Un corpo a corpo a cui sono arrivata determinata e temprata da anni di ricadute, peggioramenti, farmaci, ospedali e cliniche, senza mai, un solo giorno, tralasciare il mio esercizio fisico: fosse una nuotata, una passeggiata contando i metri percorsi col Google maps, un pugno di ore con un ausilio più leggero per non abituarmi troppo, la libreria del corridoio di casa lungo cui mi appoggiavo per migliaia di passi avanti e indietro, il tappetino, le fisioterapie, la robotica, l’elettrostimolazione, i test clinici, esercizi, su esercizi, su esercizi. Avevo un solo difetto, come paziente: esageravo. Per non mollare mai, esageravo. E ne facevo le spese. Ma puntualmente, ricominciavo. Mica per esser brava nei ‘compiti a casa’, attenzione. Ma perché sentire il corpo muoversi ancora, seppur malamente, mi dava troppo sollievo. E così su quel ring io ci sono salita ben allenata. Mi chiedo come starei oggi, se mi fossi anche adagiata.

Oggi la mia giornata comincia con la richiesta di aiuto al mattino per essere scesa dal letto, portata in bagno, aiutata a far colazione, lavata e vestita, il tutto in 2 o 3 ore, accompagnata alle terapie o in una passeggiata, riportata di corsa prima che arrivi la fatica centrale quotidiana, aiutata a mangiare, messa a letto, alzata dal letto, portata ancora in bagno, messa in poltrona, lasciata libera un tre ore per uscite o letture, portata a cena, doccia, TV, e… Buonanotte sperando di non dover chiedere aiuto troppe volte. In mezzo, la giostra di cooperative, assistenti sociali, servizi domiciliari. Sembra un carcere raccontata così, vero? Eppure, in qualche modo, non lo è. Primo perché, parrà strano, io mi sento “normale”, qui, ora, come sono. L’adattamento umano fa miracoli (a parte dolori, momenti critici, lo stabilizzarsi di nuove fasi); e seppure ricordi nitidamente tutto dell’altra vita e di com’ero, oggi è come se fossi sempre stata così: ‘io sono io’, e a malapena realizzo di essere più bassa di mezzo metro dell’amico che incontro per strada.
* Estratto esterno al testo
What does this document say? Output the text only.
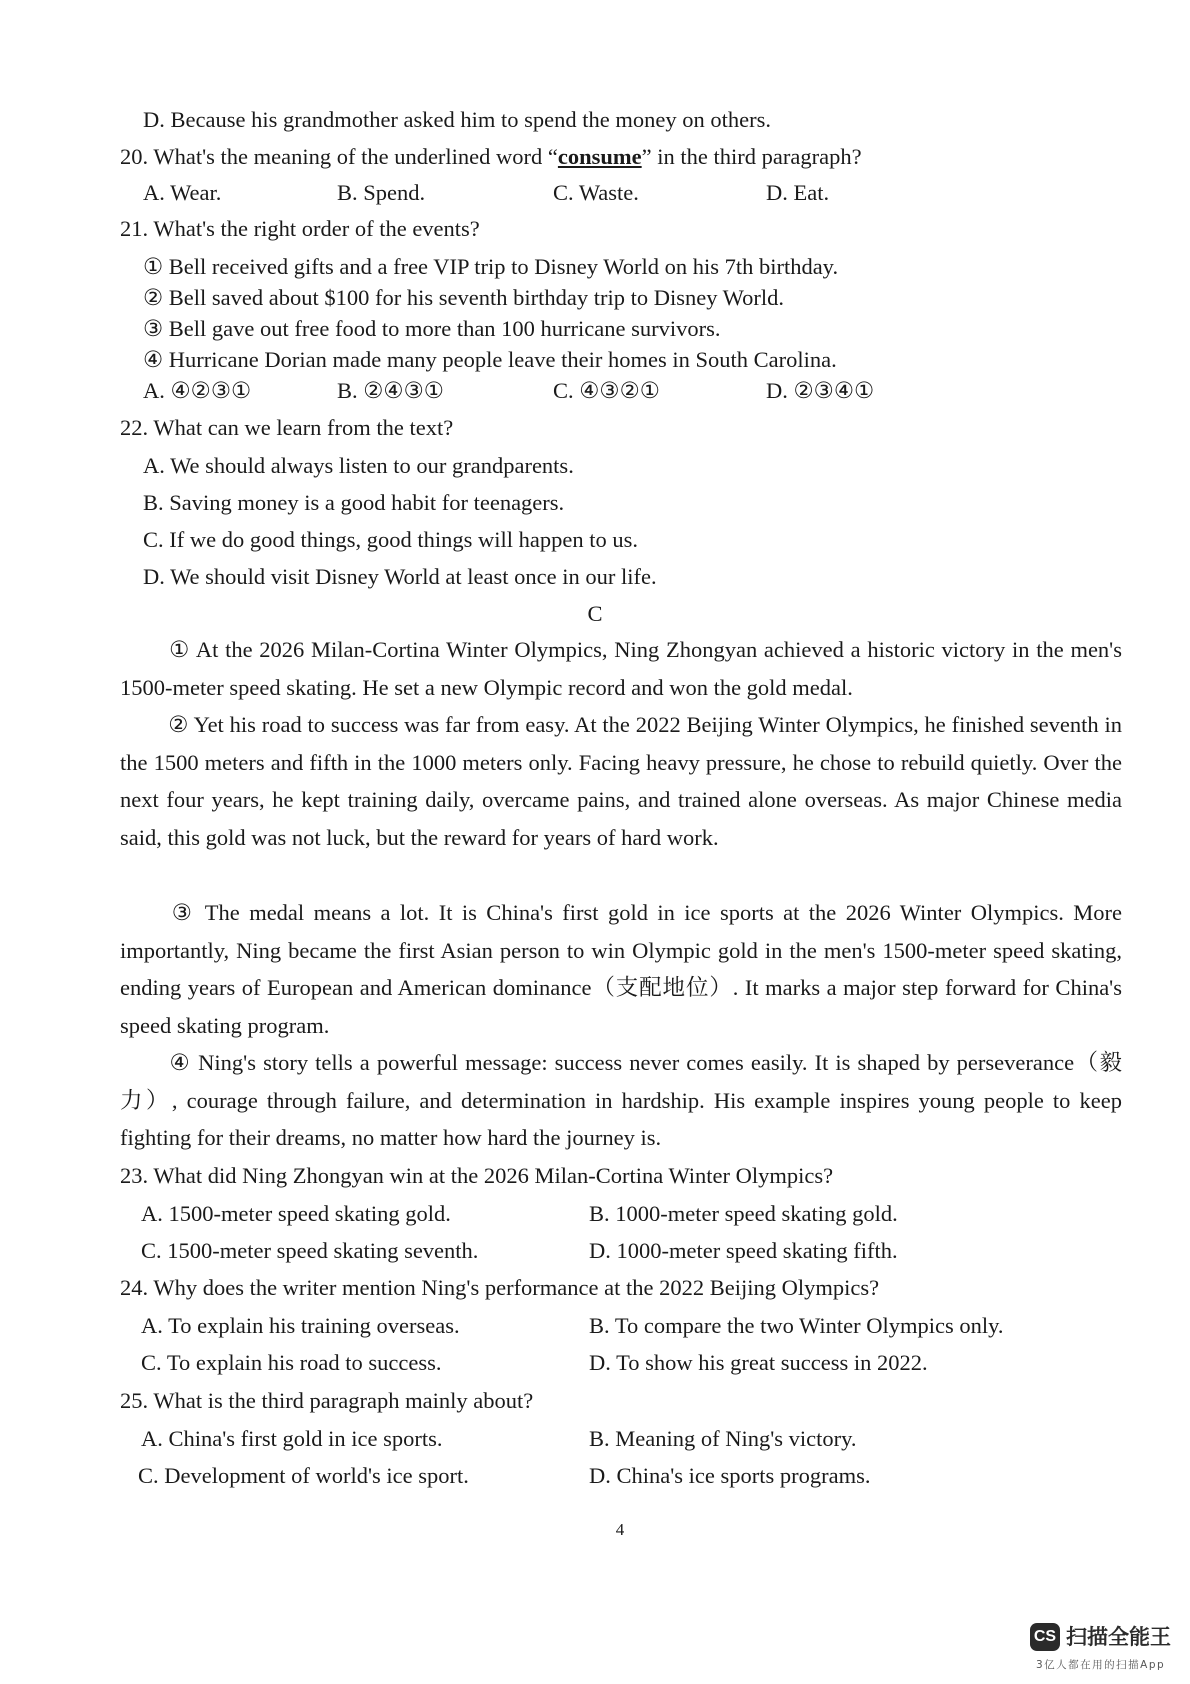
D. Because his grandmother asked him to spend the money on others.
20. What's the meaning of the underlined word “consume” in the third paragraph?
A. Wear.	B. Spend.	C. Waste.	D. Eat.
21. What's the right order of the events?
① Bell received gifts and a free VIP trip to Disney World on his 7th birthday.
② Bell saved about $100 for his seventh birthday trip to Disney World.
③ Bell gave out free food to more than 100 hurricane survivors.
④ Hurricane Dorian made many people leave their homes in South Carolina.
A. ④②③①	B. ②④③①	C. ④③②①	D. ②③④①
22. What can we learn from the text?
A. We should always listen to our grandparents.
B. Saving money is a good habit for teenagers.
C. If we do good things, good things will happen to us.
D. We should visit Disney World at least once in our life.
C
① At the 2026 Milan-Cortina Winter Olympics, Ning Zhongyan achieved a historic victory in the men's 1500-meter speed skating. He set a new Olympic record and won the gold medal.
② Yet his road to success was far from easy. At the 2022 Beijing Winter Olympics, he finished seventh in the 1500 meters and fifth in the 1000 meters only. Facing heavy pressure, he chose to rebuild quietly. Over the next four years, he kept training daily, overcame pains, and trained alone overseas. As major Chinese media said, this gold was not luck, but the reward for years of hard work.
③ The medal means a lot. It is China's first gold in ice sports at the 2026 Winter Olympics. More importantly, Ning became the first Asian person to win Olympic gold in the men's 1500-meter speed skating, ending years of European and American dominance（支配地位）. It marks a major step forward for China's speed skating program.
④ Ning's story tells a powerful message: success never comes easily. It is shaped by perseverance（毅力）, courage through failure, and determination in hardship. His example inspires young people to keep fighting for their dreams, no matter how hard the journey is.
23. What did Ning Zhongyan win at the 2026 Milan-Cortina Winter Olympics?
A. 1500-meter speed skating gold.	B. 1000-meter speed skating gold.
C. 1500-meter speed skating seventh.	D. 1000-meter speed skating fifth.
24. Why does the writer mention Ning's performance at the 2022 Beijing Olympics?
A. To explain his training overseas.	B. To compare the two Winter Olympics only.
C. To explain his road to success.	D. To show his great success in 2022.
25. What is the third paragraph mainly about?
A. China's first gold in ice sports.	B. Meaning of Ning's victory.
C. Development of world's ice sport.	D. China's ice sports programs.
4
CS 扫描全能王
3亿人都在用的扫描App
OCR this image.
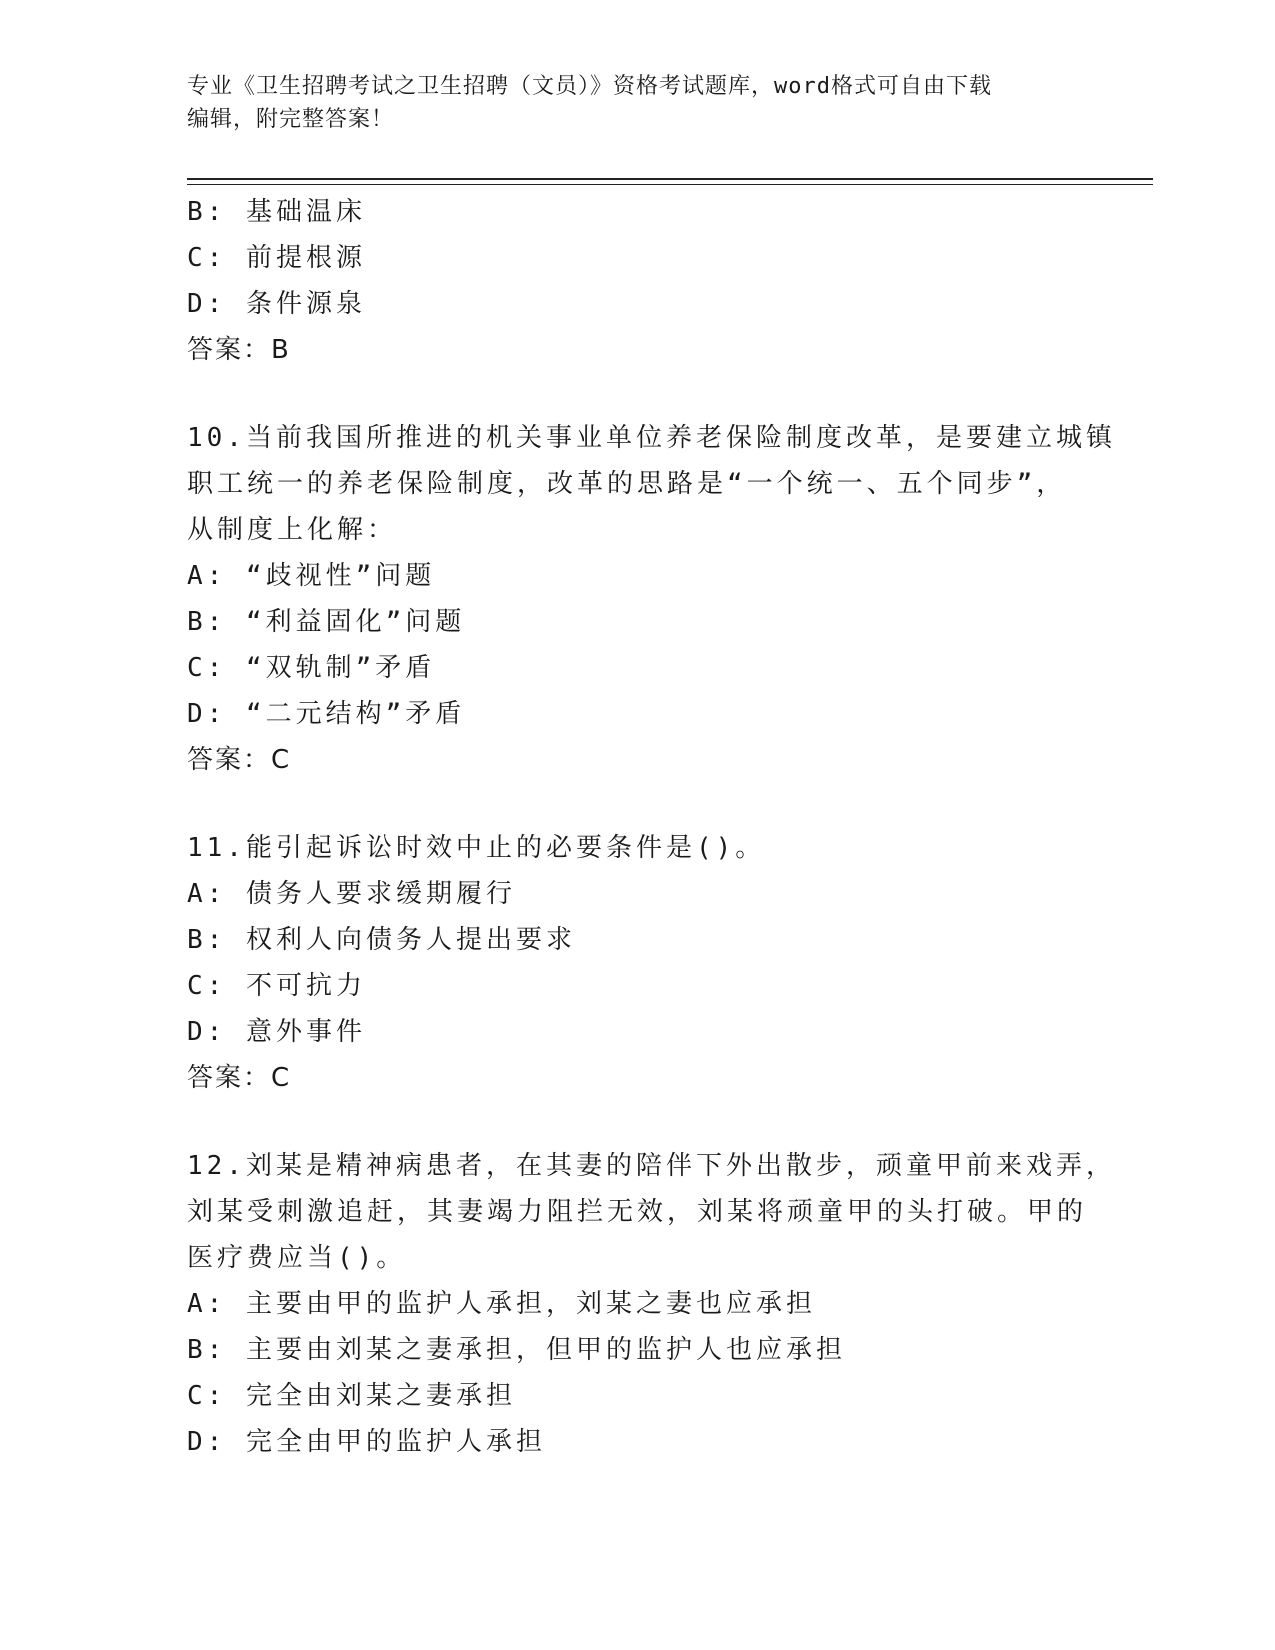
专业《卫生招聘考试之卫生招聘（文员）》资格考试题库，word格式可自由下载
编辑，附完整答案！
B: 基础温床
C: 前提根源
D: 条件源泉
答案：B
10.当前我国所推进的机关事业单位养老保险制度改革，是要建立城镇
职工统一的养老保险制度，改革的思路是“一个统一、五个同步”，
从制度上化解：
A: “歧视性”问题
B: “利益固化”问题
C: “双轨制”矛盾
D: “二元结构”矛盾
答案：C
11.能引起诉讼时效中止的必要条件是()。
A: 债务人要求缓期履行
B: 权利人向债务人提出要求
C: 不可抗力
D: 意外事件
答案：C
12.刘某是精神病患者，在其妻的陪伴下外出散步，顽童甲前来戏弄，
刘某受刺激追赶，其妻竭力阻拦无效，刘某将顽童甲的头打破。甲的
医疗费应当()。
A: 主要由甲的监护人承担，刘某之妻也应承担
B: 主要由刘某之妻承担，但甲的监护人也应承担
C: 完全由刘某之妻承担
D: 完全由甲的监护人承担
Secondo, perché in mezzo ai passaggi sempre uguali di una routine spietata, cerco sempre e disperatamente di infilare una variazione sul tema, un qualche movimento, un esercizio, un tentativo, un’alzata, una posizione diversa, un abbozzo di camminata, una manciata di vasche arrancate, un “muoviti Laura, forte e incazzata, muoviti“. Tutti i giorni, come un bravo soldato.

Che cerchi pure di tenere la mente attiva è ovvio (e non facile, con poche ore al giorno libere dalla fatica); la battaglia vera però, sempre più in retrovia – ogni ennesimo movimento perduto, ogni gesto scomparso, ogni parte del corpo che non sento più, ogni muscolo che non si attiva più, ogni sintomo diverso oltre alla paralisi, è un pezzetto di morte – è sul corpo. Lì gioco in difesa, lì rincorro i residui di autonomia come un bersaglio mobile: sempre più in là, sempre più in là. Nel frattempo cambio, e cambio inesorabilmente. Nel frattempo, mi abituo. A volte crollo, poi mi rialzo. La malattia va avanti, e io vado avanti. Andrà ancora avanti, e io non potrò non cercare di andare avanti.

È tardi, sono le 23, devo smettere di scrivere (solo la sera ho buona, per muovere le mani) e mettermi sul deambulatore. Vediamo di portare a casa i primi passi della giornata.